Fai buon viaggio Tarcisio. Saranno in tanti a ricordarti in questa nostra fragile dimensione e io sono tra questi.
Le prime partite che ho visto da bambino insieme a mio padre, parlavano di te. Eri la Roccia. Mi piaceva quel nomignolo. Sapeva di forza e corrispondeva al tuo volto. Oddio, corrispondeva anche alla prestanza e alla determinazione difensiva che impiegavi in campo. La luce degli occhi, invece, smussava la ruvidezza e l'impenetrabilità della pietra.
Curiosa la tua carriera incentrata all'impedire il gol degli avversari, ma celebrata e ricordata dai più per l'unico da te realizzato. Ricordi? Era quella parità poi celebrata come la partita del secolo, contro la Germania, il 4 a 3. Dai, adesso puoi dirlo: eri lì nell'area tedesca per caso. Vabbè, ma intanto è 2-2, per il momento come sappiamo.
Poi, dopo tante coppe e scudetti da calciatore hai anche fatto esordire da tecnico, a Bologna, un giovanotto minorenne che oggi è il ct della nostra Nazionale, Mancini, che si va a giocare un Europeo.

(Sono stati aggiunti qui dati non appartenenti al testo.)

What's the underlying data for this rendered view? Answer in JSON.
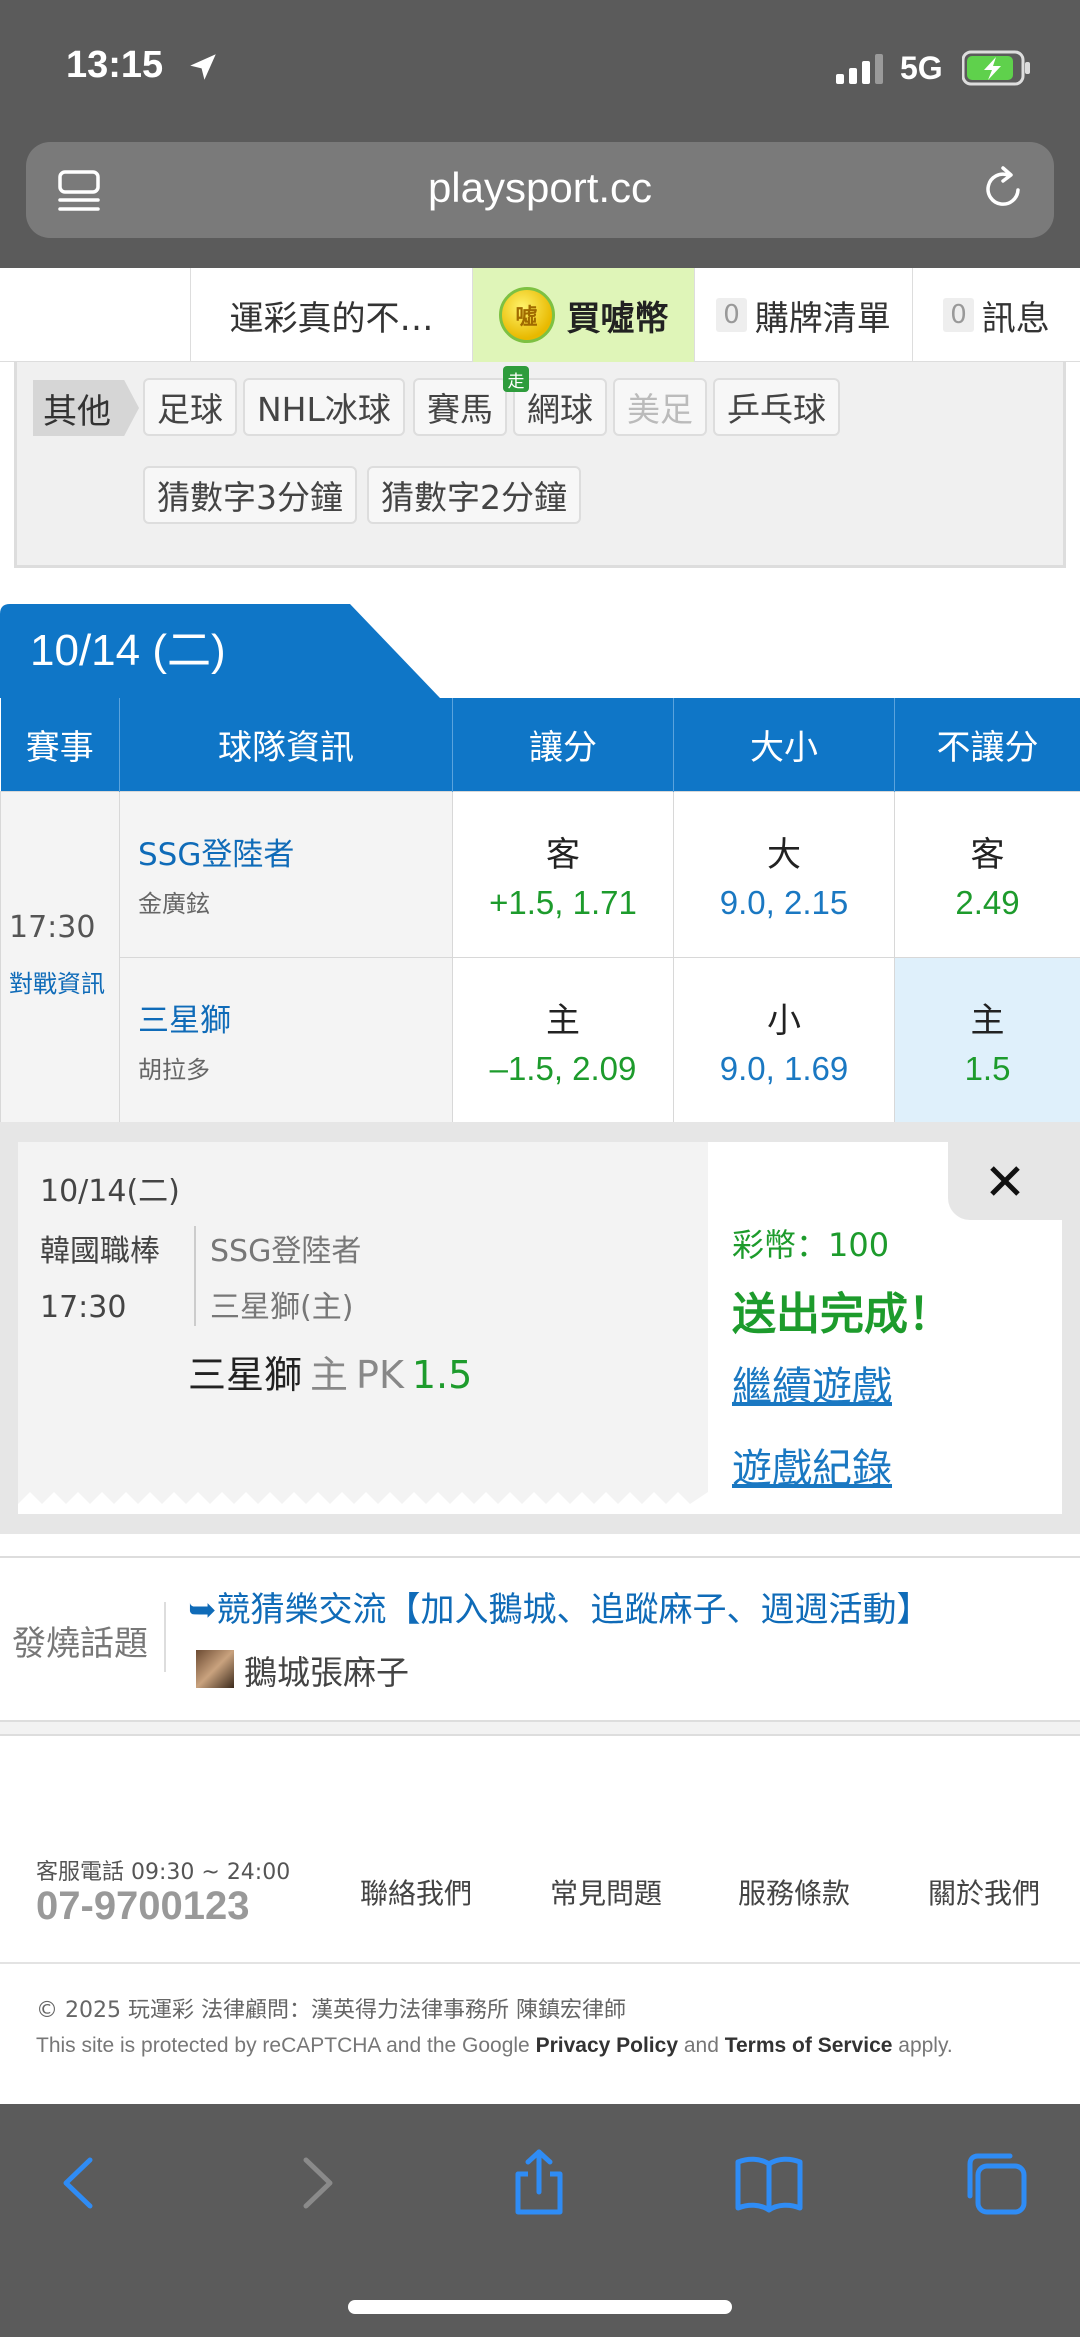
{
  "status": {
    "time": "13:15",
    "network": "5G"
  },
  "browser": {
    "url": "playsport.cc"
  },
  "nav": {
    "topic": "運彩真的不…",
    "coin_glyph": "噓",
    "buy": "買噓幣",
    "list_count": "0",
    "list": "購牌清單",
    "msg_count": "0",
    "msg": "訊息"
  },
  "categories": {
    "other": "其他",
    "items": [
      "足球",
      "NHL冰球",
      "賽馬",
      "網球",
      "美足",
      "乒乓球",
      "猜數字3分鐘",
      "猜數字2分鐘"
    ],
    "badge": "走"
  },
  "date_tab": "10/14 (二)",
  "table": {
    "headers": [
      "賽事",
      "球隊資訊",
      "讓分",
      "大小",
      "不讓分"
    ],
    "time": "17:30",
    "vs_link": "對戰資訊",
    "rows": [
      {
        "team": "SSG登陸者",
        "pitcher": "金廣鉉",
        "spread_side": "客",
        "spread": "+1.5, 1.71",
        "total_side": "大",
        "total": "9.0, 2.15",
        "ml_side": "客",
        "ml": "2.49"
      },
      {
        "team": "三星獅",
        "pitcher": "胡拉多",
        "spread_side": "主",
        "spread": "–1.5, 2.09",
        "total_side": "小",
        "total": "9.0, 1.69",
        "ml_side": "主",
        "ml": "1.5"
      }
    ]
  },
  "result": {
    "date": "10/14(二)",
    "league": "韓國職棒",
    "time": "17:30",
    "team1": "SSG登陸者",
    "team2": "三星獅(主)",
    "pick_team": "三星獅",
    "pick_side": "主",
    "pick_type": "PK",
    "pick_odds": "1.5",
    "coins": "彩幣：100",
    "done": "送出完成！",
    "continue": "繼續遊戲",
    "record": "遊戲紀錄"
  },
  "hot": {
    "label": "發燒話題",
    "title": "➥競猜樂交流【加入鵝城、追蹤麻子、週週活動】",
    "author": "鵝城張麻子"
  },
  "footer": {
    "hours": "客服電話 09:30 ~ 24:00",
    "phone": "07-9700123",
    "links": [
      "聯絡我們",
      "常見問題",
      "服務條款",
      "關於我們"
    ],
    "copyright": "© 2025 玩運彩 法律顧問：漢英得力法律事務所 陳鎮宏律師",
    "recaptcha_pre": "This site is protected by reCAPTCHA and the Google ",
    "privacy": "Privacy Policy",
    "and": " and ",
    "terms": "Terms of Service",
    "apply": " apply."
  },
  "colors": {
    "brand_blue": "#0f76c7",
    "green": "#1d9b2c",
    "link_blue": "#1a78c2"
  }
}
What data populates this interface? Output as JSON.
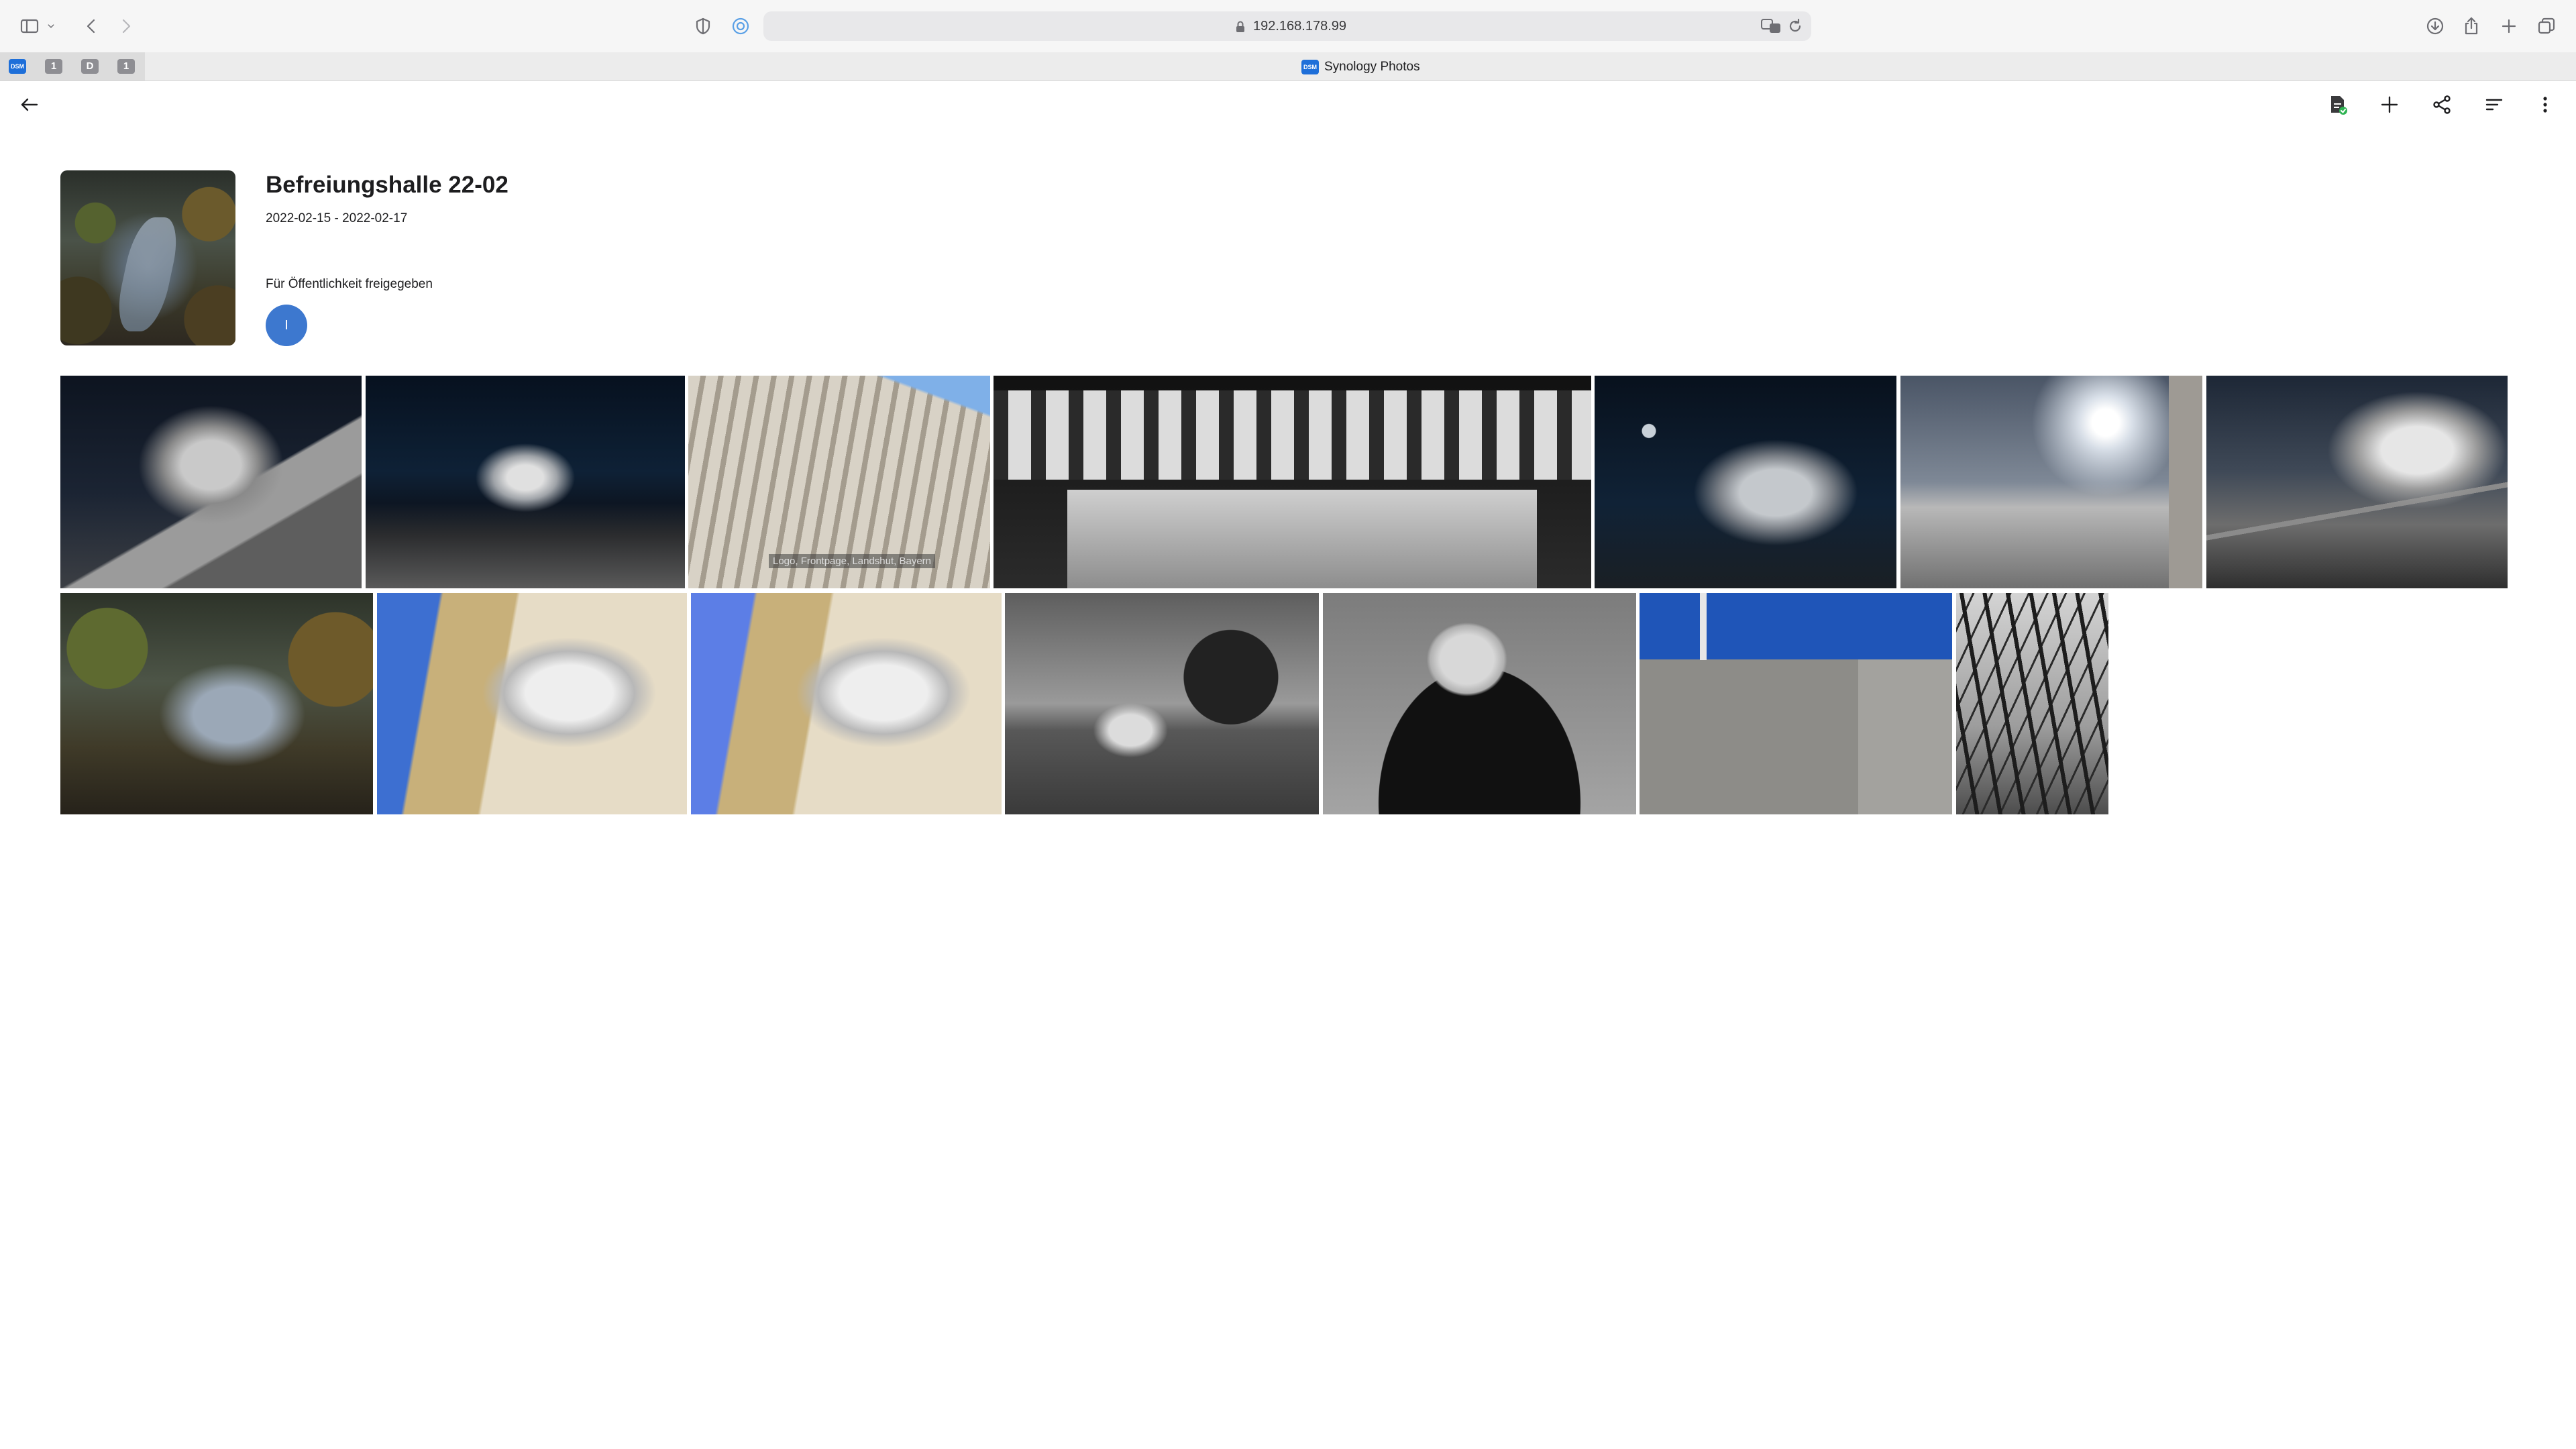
{
  "browser": {
    "url": "192.168.178.99",
    "pinned_tabs": [
      {
        "label": "DSM",
        "kind": "dsm"
      },
      {
        "label": "1",
        "kind": "num"
      },
      {
        "label": "D",
        "kind": "num"
      },
      {
        "label": "1",
        "kind": "num"
      }
    ],
    "active_tab": {
      "icon_label": "DSM",
      "title": "Synology Photos"
    }
  },
  "app_header": {
    "icons": [
      "back-arrow-icon",
      "photo-upload-status-icon",
      "add-icon",
      "share-icon",
      "sort-icon",
      "more-icon"
    ],
    "upload_status_color": "#2eb352"
  },
  "album": {
    "title": "Befreiungshalle 22-02",
    "dates": "2022-02-15 - 2022-02-17",
    "share_label": "Für Öffentlichkeit freigegeben",
    "avatar_initial": "I",
    "avatar_color": "#3d78cf"
  },
  "photos": [
    {
      "name": "photo-befreiungshalle-dark-1"
    },
    {
      "name": "photo-befreiungshalle-night-wide"
    },
    {
      "name": "photo-facade-detail",
      "caption": "Logo, Frontpage, Landshut, Bayern"
    },
    {
      "name": "photo-colonnade-statues"
    },
    {
      "name": "photo-befreiungshalle-moon"
    },
    {
      "name": "photo-sun-column-path"
    },
    {
      "name": "photo-befreiungshalle-stairs"
    },
    {
      "name": "photo-danube-valley"
    },
    {
      "name": "photo-statues-blue-sky-1"
    },
    {
      "name": "photo-statues-blue-sky-2"
    },
    {
      "name": "photo-tree-monochrome"
    },
    {
      "name": "photo-portrait-sunglasses"
    },
    {
      "name": "photo-concrete-wall-blue-sky"
    },
    {
      "name": "photo-bare-trees"
    }
  ]
}
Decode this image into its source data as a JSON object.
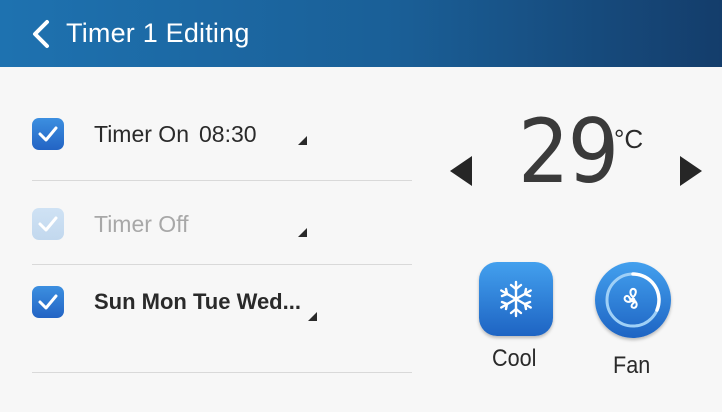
{
  "header": {
    "title": "Timer 1 Editing",
    "back_icon": "chevron-left-icon",
    "gradient": [
      "#1e72b0",
      "#143d6b"
    ]
  },
  "timer_on": {
    "checked": true,
    "label": "Timer On",
    "time": "08:30"
  },
  "timer_off": {
    "checked": true,
    "disabled": true,
    "label": "Timer Off"
  },
  "repeat_days": {
    "checked": true,
    "label": "Sun Mon Tue Wed..."
  },
  "temperature": {
    "value": "29",
    "unit": "°C"
  },
  "modes": [
    {
      "label": "Cool",
      "icon": "snowflake-icon"
    },
    {
      "label": "Fan",
      "icon": "fan-icon"
    }
  ],
  "colors": {
    "accent": "#2b79d4",
    "disabled_text": "#a8a8a8"
  }
}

In quel 1968 per la finale Italia-Jugoslavia, per l'unico successo azzurro in Europa tu eri in campo e io sugli spalti.
Hai capito il grande Tarcisio! Ecco perché forse sei nei versi di una delle più belle poesie che lo sport abbiamo mai scritto. Te la voglio recitare: Sarti, Burgnich, Facchetti, Bedin, Guarneri, Picchi, Jair, Mazzola, Peirò, Suarez, Corso. Bella eh?
Fai una cortesia, Tarcisio, quando arrivi lassù cerca mio papà, che quello è distratto, e digli che abbiamo vinto ancora. Per la diciannovesima volta. Sì, ti abbiamo aspettato prima che partissi: vai sereno, perché ogni stella che si spegne sulla terra è una in più che si accende nel cielo... E quelle per quanto ne so non si spengono mai.